[steampipe-mod-aws-compliance] Malformed ARN for some resources?

[yorinasub17]

Some queries (e.g., https://github.com/turbot/steampipe-mod-aws-compliance/blob/main/query/iam/iam_account_password_policy_expire_90.sql#L3) report the resource ID using a malformed ARN. AWS requires 6 parts to an ARN, but the query only contains 5 parts in the resource column (e.g., the computed resource is arn:PARTITION:::ACCOUNT_ID, which is 4 :s). For example, the aws-sdk-go library will reject this ARN as invalid: https://go.dev/play/p/nXDfWa3P-hO

Is this intentional? I was originally going to report this as a bug on the mod, but I wasn't sure if there was some hidden intention here.

[cbruno10]

Hey @yorinasub17 , any malformed ARNs are not intentional. For that query in particular, we're using the AWS account ARN, which may not be an official ARN from AWS, but there's no 6th part to the ARN, as the ARN would stop at account ID. The aws_account table has an arn column also, but that would produce the same result.

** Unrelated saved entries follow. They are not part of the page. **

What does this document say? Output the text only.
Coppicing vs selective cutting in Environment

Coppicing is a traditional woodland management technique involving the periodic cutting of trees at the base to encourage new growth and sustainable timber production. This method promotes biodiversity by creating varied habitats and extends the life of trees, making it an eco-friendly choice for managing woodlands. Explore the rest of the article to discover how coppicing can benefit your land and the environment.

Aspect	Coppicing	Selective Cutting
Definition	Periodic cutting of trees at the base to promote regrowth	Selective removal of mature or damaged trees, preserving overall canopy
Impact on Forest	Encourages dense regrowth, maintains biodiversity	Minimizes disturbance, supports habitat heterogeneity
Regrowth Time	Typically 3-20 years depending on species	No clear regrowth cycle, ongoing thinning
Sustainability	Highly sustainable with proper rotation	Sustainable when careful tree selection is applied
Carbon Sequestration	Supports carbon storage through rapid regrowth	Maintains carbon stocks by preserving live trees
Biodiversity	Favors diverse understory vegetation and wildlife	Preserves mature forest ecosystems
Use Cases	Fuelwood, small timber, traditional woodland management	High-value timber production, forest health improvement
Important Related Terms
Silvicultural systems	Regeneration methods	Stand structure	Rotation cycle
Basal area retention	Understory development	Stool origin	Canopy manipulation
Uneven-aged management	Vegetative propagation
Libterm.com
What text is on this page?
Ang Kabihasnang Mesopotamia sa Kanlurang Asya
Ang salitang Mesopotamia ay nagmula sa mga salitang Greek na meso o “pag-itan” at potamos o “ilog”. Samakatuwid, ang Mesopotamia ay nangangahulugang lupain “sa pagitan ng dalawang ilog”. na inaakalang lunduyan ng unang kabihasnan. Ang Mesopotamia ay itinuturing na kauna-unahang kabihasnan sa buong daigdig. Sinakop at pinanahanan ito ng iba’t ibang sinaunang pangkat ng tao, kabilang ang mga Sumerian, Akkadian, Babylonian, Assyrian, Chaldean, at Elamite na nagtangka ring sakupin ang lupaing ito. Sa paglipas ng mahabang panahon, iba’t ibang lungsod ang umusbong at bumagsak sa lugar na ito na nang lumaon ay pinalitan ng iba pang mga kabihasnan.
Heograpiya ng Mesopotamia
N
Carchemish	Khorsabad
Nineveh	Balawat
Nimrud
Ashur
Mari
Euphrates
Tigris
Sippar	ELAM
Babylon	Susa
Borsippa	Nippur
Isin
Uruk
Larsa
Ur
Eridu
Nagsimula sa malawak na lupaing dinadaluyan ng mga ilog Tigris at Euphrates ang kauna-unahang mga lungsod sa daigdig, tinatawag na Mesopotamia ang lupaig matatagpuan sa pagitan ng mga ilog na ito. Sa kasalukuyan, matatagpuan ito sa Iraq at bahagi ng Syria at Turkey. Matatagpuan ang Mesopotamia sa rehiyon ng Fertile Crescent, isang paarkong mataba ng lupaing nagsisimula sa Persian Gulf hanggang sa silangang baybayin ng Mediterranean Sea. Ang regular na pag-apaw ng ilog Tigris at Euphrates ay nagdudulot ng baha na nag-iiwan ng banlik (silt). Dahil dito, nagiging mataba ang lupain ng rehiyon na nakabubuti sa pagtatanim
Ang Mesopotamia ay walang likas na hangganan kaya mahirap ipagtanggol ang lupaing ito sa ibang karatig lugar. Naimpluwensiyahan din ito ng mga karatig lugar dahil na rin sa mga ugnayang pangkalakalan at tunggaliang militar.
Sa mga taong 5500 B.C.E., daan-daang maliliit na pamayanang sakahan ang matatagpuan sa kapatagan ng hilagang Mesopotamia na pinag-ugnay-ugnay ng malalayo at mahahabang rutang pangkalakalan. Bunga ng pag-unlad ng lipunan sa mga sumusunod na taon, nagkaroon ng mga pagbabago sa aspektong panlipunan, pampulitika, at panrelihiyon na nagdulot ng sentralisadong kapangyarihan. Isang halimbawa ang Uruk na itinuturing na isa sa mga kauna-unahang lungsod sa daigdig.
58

Are you using these resource columns (which often contain ARNs) anywhere, and is this ARN in particular then causing later failures in your workflow?

If you see any other malformed ARNs though, we'd appreciate bug reports on them!

[yorinasub17]

Are you using these resource columns (which often contain ARNs) anywhere, and is this ARN in particular then causing later failures in your workflow?

I had originally thought this was causing issues when I was loading the steampipe results into SecurityHub via the ASFF format, but then I later realized the issue was that global results were being reported with a ProductArn calculated without a region, which SecurityHub was rejecting.

So this is OK for me!

---

With that said, more for my curiosity:

we're using the AWS account ARN

Is there documentation (or an API) on this from AWS that designates this as the ARN of an AWS account? I had thought that the root user ARN was typically considered to be the account ARN (arn:PARTITION:iam::ACCOUNT_ID:root), due to its usage in resources like KMS, but I may have missed this specific doc.

[cbruno10]

As far as I know, there's no official AWS account ARN. The ARN format we use in the query you mentioned, along with some others, is our best guess based on other ARNs.

There is the root ARN you mentioned, but we usually use that as the resource in queries that focus on the root user's configuration and permissions, e.g., which root users can access a KMS key. For the IAM account password queries, we've decided to use the account ARN as the password policy applies to all users in the account.

[yorinasub17]

Ah gotcha! Distinguishing between the root user and account makes sense to me.

If it isn't official, a small suggestion is to append a :account to the ARN (e.g., arn:PARTITION:::ACCOUNT_ID:account), to ensure that it is a valid ARN and the SDKs can parse it.